L’action politique est tributaire de l’espace-temps. Il n’y a pas de vérité politique absolue, elle doit s’inscrire dans l’époque où elle se déroule. Le principe c’est l’autodétermination. Le projet qui en découle pour l’île, c’est l’autonomie.
Le referendum de 2003, que nous avons perdu de quelques voix à peine, était-il un referendum d’autodétermination ? Sans doute les esprits de l’époque n’y étaient pas préparés, et l’abstention remarquée de nombreux nationalistes, choqués par le climat créé par l’arrestation d’Yvan Colonna 48 heures avant le scrutin, avait fait alors la différence en donnant un coup d’arrêt à des évolutions dont pourtant la Corse avait manifestement besoin. Preuve en est que, presque quinze ans plus tard, la Collectivité Unique que ce referendum voulait créer sera enfin installée par l’élection de sa première Assemblée Territoriale, en décembre prochain.
L’assassinat du Préfet Erignac, cinq ans plus tôt, avait pour sa part apporté une autre clarification : la « lutte de libération nationale » avait touché là les limites pour la Corse de « l’espace-temps » dans laquelle elle s’inscrivait. Cet acte radical, inscrit dans la claire logique d’un rapport de forces armé entre un mouvement « révolutionnaire » et l’Etat qu’il combat, a soudain révélé que cette forme de lutte, inspirée des combats de décolonisation des années d’après-guerre, ne pouvait correspondre aux besoins et aux attentes de la Corse et de son peuple, dans le contexte et l’époque où il s’est accompli.
L’Histoire de la Corse et de son combat d’émancipation du 18ème siècle apporte aussi un éclairage que le regretté Andrìa Fazi avait souligné dans son ouvrage historique sur Pasquale Paoli. L’élan victorieux contre Gênes s’était brisé à Ponte Novu contre le « nouvel ordre européen » dont la France était alors une des toutes premières puissances, tout juste concurrencée par le Royaume Uni. Quand l’ouverture démocratique a été rendue possible durant la période girondine de la Révolution française, Pasquale Paoli est revenu de son premier exil londonien devant l’Assemblée Nationale à Paris, où il fut célébré comme un précurseur des idées démocratiques alors triomphantes.
U « babbu di a Patria » reprend alors, en septembre 1790, la direction des institutions insulaires. L’impossible négociation avec les jacobins arrivés au pouvoir en 1793 l’amène ensuite à se tourner vers l’autre grande puissance européenne, le Royaume Uni, dont la flotte soutient un temps l’insurrection corse provoquée par l’intransigeance jacobine. Mais le deal est impossible là aussi : les Anglais veulent imposer un « vice-roi » et diriger de fait la Corse en refusant l’autonomie que Pascal Paoli souhaitait pour son pays. Et il ne reviendra jamais de son second exil londonien.

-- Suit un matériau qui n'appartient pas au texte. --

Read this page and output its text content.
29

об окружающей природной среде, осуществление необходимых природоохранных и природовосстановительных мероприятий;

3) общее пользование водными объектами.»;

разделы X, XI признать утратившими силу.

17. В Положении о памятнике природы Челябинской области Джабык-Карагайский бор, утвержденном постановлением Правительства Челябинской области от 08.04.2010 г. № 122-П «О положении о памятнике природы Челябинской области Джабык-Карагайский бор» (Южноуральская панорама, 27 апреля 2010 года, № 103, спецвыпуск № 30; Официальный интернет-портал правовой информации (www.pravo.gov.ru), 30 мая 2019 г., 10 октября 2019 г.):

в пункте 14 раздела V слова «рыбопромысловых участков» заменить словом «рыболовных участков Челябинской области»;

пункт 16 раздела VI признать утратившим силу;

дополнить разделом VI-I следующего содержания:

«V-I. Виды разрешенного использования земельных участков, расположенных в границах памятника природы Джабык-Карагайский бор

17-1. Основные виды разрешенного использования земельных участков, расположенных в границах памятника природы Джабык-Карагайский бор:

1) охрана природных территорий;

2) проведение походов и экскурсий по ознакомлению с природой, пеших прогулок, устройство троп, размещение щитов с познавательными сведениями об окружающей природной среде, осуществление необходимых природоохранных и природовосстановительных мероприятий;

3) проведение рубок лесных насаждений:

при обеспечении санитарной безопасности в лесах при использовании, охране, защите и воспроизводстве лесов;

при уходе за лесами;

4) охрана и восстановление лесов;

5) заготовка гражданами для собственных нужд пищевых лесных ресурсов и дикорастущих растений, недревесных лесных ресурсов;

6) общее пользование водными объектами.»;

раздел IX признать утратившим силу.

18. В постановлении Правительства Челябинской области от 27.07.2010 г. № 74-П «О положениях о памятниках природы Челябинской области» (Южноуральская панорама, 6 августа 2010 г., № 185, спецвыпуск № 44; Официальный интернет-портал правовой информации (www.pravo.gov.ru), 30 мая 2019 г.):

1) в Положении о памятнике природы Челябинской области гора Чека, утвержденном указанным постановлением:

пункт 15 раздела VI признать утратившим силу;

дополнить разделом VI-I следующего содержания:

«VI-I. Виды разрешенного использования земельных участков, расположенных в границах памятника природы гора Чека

Nous sommes une résurgence de ce long parcours du peuple corse pour son émancipation. En France, le système jacobin est toujours là, et bien là. L’Europe change enfin la donne, et donne l’espoir d’une « tutelle bienveillante », respectueuse de sa devise « Unie dans la diversité ». Dans ce contexte, de nombreuses nations européennes trouvent un nouvel espoir pour leur émancipation de la tutelle des Etats-nations qu’ils ont toujours combattues.

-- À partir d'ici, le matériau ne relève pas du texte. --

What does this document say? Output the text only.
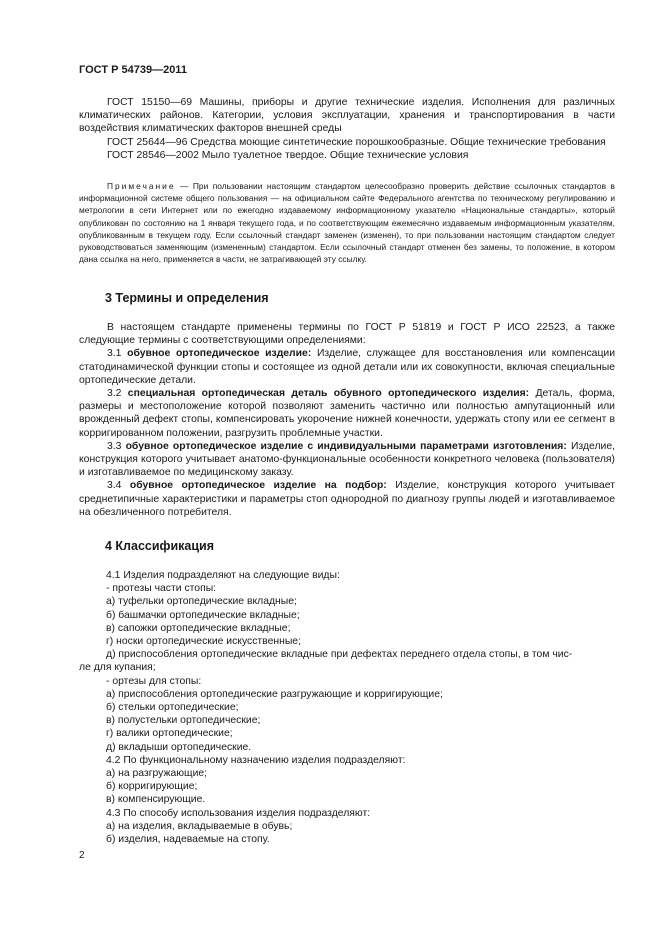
ГОСТ Р 54739—2011

ГОСТ 15150—69 Машины, приборы и другие технические изделия. Исполнения для различных климатических районов. Категории, условия эксплуатации, хранения и транспортирования в части воздействия климатических факторов внешней среды

ГОСТ 25644—96 Средства моющие синтетические порошкообразные. Общие технические требования

ГОСТ 28546—2002 Мыло туалетное твердое. Общие технические условия

Примечание — При пользовании настоящим стандартом целесообразно проверить действие ссылочных стандартов в информационной системе общего пользования — на официальном сайте Федерального агентства по техническому регулированию и метрологии в сети Интернет или по ежегодно издаваемому информационному указателю «Национальные стандарты», который опубликован по состоянию на 1 января текущего года, и по соответствующим ежемесячно издаваемым информационным указателям, опубликованным в текущем году. Если ссылочный стандарт заменен (изменен), то при пользовании настоящим стандартом следует руководствоваться заменяющим (измененным) стандартом. Если ссылочный стандарт отменен без замены, то положение, в котором дана ссылка на него, применяется в части, не затрагивающей эту ссылку.

3 Термины и определения

В настоящем стандарте применены термины по ГОСТ Р 51819 и ГОСТ Р ИСО 22523, а также следующие термины с соответствующими определениями:

3.1 обувное ортопедическое изделие: Изделие, служащее для восстановления или компенсации статодинамической функции стопы и состоящее из одной детали или их совокупности, включая специальные ортопедические детали.

3.2 специальная ортопедическая деталь обувного ортопедического изделия: Деталь, форма, размеры и местоположение которой позволяют заменить частично или полностью ампутационный или врожденный дефект стопы, компенсировать укорочение нижней конечности, удержать стопу или ее сегмент в корригированном положении, разгрузить проблемные участки.

3.3 обувное ортопедическое изделие с индивидуальными параметрами изготовления: Изделие, конструкция которого учитывает анатомо-функциональные особенности конкретного человека (пользователя) и изготавливаемое по медицинскому заказу.

3.4 обувное ортопедическое изделие на подбор: Изделие, конструкция которого учитывает среднетипичные характеристики и параметры стоп однородной по диагнозу группы людей и изготавливаемое на обезличенного потребителя.

4 Классификация
4.1 Изделия подразделяют на следующие виды:
- протезы части стопы:
а) туфельки ортопедические вкладные;
б) башмачки ортопедические вкладные;
в) сапожки ортопедические вкладные;
г) носки ортопедические искусственные;
д) приспособления ортопедические вкладные при дефектах переднего отдела стопы, в том чис-
ле для купания;
- ортезы для стопы:
а) приспособления ортопедические разгружающие и корригирующие;
б) стельки ортопедические;
в) полустельки ортопедические;
г) валики ортопедические;
д) вкладыши ортопедические.
4.2 По функциональному назначению изделия подразделяют:
а) на разгружающие;
б) корригирующие;
в) компенсирующие.
4.3 По способу использования изделия подразделяют:
а) на изделия, вкладываемые в обувь;
б) изделия, надеваемые на стопу.
2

Mais la revendication d’indépendance n’est crédible que pour celles de ces nations qui disposent d’une ossature politique solide, appuyée sur une administration crédible pouvant en tous points faire face à la situation nouvelle que créerait une indépendance. La Catalogne, après 35 ans d’un pouvoir autonomique qui a revitalisé la langue nationale, créé un espace médiatique et politique autonome par rapport à l’Etat espagnol, constitué en trois décennies une administration solide, y compris une police autonome qui a montré, lors de la récente attaque terroriste qui a frappé Barcelone et Cambrils, qu’elle pouvait répondre aux agressions et protéger ses concitoyens aussi bien, et même mieux, que la police espagnole, peut envisager une indépendance. Un tel projet est aujourd’hui inaccessible au peuple corse.
Notre combat, pour les décennies qui viennent, est celui de l’autonomie. Et le contenu de cette autonomie devra un jour, par un referendum comme en 2003, selon le principe démocratique universel de l’autodétermination, être approuvée par le peuple corse.
Dans 30 ou 40 ans, comment aura évolué la situation institutionnelle de l’Europe et des Etats qui la composent aujourd’hui ? Dans quel « espace-temps » s’inscriront alors ceux qui auront alors en charge l’avenir de leur pays, la Corse, que cette autonomie aura permis de reconstruire ?
L’avenir le dira. A condition bien sûr d’avoir réussi dans les défis que nous sommes en train de relever aujourd’hui.